Ontem, a procuradora-geral da República, Raquel Dodge, solicitou a federalização do caso Marielle e Anderson. Se o Superior Tribunal de Justiça (STJ) aceitar o pedido, o inquérito sobre os assassinatos passará para a responsabilidade da Polícia Federal, saindo da Delegacia de Homicídios do Rio de Janeiro. Nesse caso, a Procuradoria-Geral da República (PGR) passa a ser o órgão de acompanhamento do processo. A decisão ficou a cargo do ministro Raul Araújo, relator do caso.

No início do ano, a Anistia divulgou 23 questionamentos que ainda precisavam ser respondidos sobre o assassinato de Marielle.
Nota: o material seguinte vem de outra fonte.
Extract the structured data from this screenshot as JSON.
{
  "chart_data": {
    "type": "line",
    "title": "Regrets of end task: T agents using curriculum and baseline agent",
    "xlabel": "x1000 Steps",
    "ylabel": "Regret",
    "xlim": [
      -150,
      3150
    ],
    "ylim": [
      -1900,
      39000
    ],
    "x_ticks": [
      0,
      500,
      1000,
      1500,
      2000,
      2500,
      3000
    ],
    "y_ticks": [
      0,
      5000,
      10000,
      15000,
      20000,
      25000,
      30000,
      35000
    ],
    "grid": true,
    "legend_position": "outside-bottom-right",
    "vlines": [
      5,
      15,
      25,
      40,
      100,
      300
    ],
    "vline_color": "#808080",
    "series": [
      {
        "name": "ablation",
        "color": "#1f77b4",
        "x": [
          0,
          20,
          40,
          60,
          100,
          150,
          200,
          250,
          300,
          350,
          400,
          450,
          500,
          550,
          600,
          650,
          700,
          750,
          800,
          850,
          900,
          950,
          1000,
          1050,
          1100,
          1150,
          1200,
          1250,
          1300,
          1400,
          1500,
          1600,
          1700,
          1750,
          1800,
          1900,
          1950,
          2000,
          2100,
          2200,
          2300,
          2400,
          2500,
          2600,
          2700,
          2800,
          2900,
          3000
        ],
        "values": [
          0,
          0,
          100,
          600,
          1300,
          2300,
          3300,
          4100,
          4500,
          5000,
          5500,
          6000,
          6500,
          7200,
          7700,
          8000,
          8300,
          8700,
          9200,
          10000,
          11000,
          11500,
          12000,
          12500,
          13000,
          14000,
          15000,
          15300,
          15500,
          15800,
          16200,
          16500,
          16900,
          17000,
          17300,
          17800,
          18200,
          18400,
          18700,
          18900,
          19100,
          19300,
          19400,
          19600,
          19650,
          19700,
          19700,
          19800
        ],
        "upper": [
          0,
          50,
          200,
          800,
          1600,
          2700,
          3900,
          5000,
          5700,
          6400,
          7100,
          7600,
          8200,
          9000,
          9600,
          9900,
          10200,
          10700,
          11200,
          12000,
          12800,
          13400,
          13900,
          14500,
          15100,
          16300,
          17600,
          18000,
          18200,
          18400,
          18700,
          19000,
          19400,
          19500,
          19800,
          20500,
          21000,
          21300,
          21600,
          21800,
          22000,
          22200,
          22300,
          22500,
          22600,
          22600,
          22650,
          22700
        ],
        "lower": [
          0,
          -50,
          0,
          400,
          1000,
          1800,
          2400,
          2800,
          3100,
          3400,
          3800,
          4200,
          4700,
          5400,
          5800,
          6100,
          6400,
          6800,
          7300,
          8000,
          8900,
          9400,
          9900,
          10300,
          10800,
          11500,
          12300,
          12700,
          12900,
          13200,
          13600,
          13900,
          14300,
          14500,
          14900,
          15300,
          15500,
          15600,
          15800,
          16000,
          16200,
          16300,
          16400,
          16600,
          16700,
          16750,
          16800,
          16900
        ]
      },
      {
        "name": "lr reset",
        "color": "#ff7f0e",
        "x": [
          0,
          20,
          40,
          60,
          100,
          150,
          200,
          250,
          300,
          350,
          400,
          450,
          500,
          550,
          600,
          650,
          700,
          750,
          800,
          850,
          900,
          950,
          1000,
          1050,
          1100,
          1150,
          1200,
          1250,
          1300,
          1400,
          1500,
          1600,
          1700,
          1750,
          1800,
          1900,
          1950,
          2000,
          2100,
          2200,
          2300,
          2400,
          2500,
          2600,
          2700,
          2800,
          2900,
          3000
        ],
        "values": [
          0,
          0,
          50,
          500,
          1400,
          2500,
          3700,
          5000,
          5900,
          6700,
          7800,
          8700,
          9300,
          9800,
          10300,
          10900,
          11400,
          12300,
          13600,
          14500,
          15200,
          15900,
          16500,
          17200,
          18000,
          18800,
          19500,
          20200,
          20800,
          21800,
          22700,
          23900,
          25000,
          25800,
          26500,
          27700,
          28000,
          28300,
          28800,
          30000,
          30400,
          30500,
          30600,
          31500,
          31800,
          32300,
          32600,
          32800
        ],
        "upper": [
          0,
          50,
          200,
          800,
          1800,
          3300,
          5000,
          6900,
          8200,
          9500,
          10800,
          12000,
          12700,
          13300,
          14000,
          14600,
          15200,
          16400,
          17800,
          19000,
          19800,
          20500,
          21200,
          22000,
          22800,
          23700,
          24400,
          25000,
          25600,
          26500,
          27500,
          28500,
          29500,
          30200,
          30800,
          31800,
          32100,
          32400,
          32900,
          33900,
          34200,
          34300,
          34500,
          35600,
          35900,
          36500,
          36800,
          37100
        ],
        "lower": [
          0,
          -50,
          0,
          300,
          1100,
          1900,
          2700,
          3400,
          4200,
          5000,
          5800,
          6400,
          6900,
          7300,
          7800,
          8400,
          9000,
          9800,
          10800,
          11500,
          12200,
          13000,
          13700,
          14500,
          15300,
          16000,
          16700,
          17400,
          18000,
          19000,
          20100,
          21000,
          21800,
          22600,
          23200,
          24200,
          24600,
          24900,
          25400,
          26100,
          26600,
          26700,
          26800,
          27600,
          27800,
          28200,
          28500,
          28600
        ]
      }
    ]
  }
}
Algumas foram respondidas ao longo do ano, sobretudo com a prisão dos ex-policiais. No entanto, ainda não há explicações sobre as conclusões das investigações realizadas pela Polícia Federal e o trajeto do carro usado no crime.

“Nunca é demais lembrar que o Brasil continua sendo um dos países mais perigosos para os defensores e as defensoras dos direitos humanos. Resolvendo o crime contra Marielle, o Estado poderia mostrar que não vai tolerar nenhum ataque contra os defensores dos direitos humanos. As autoridades precisam transmitir uma mensagem clara de garantia de proteção para quem luta pelo que acredita: a garantia dos direitos humanos para todos”, disse Jurema.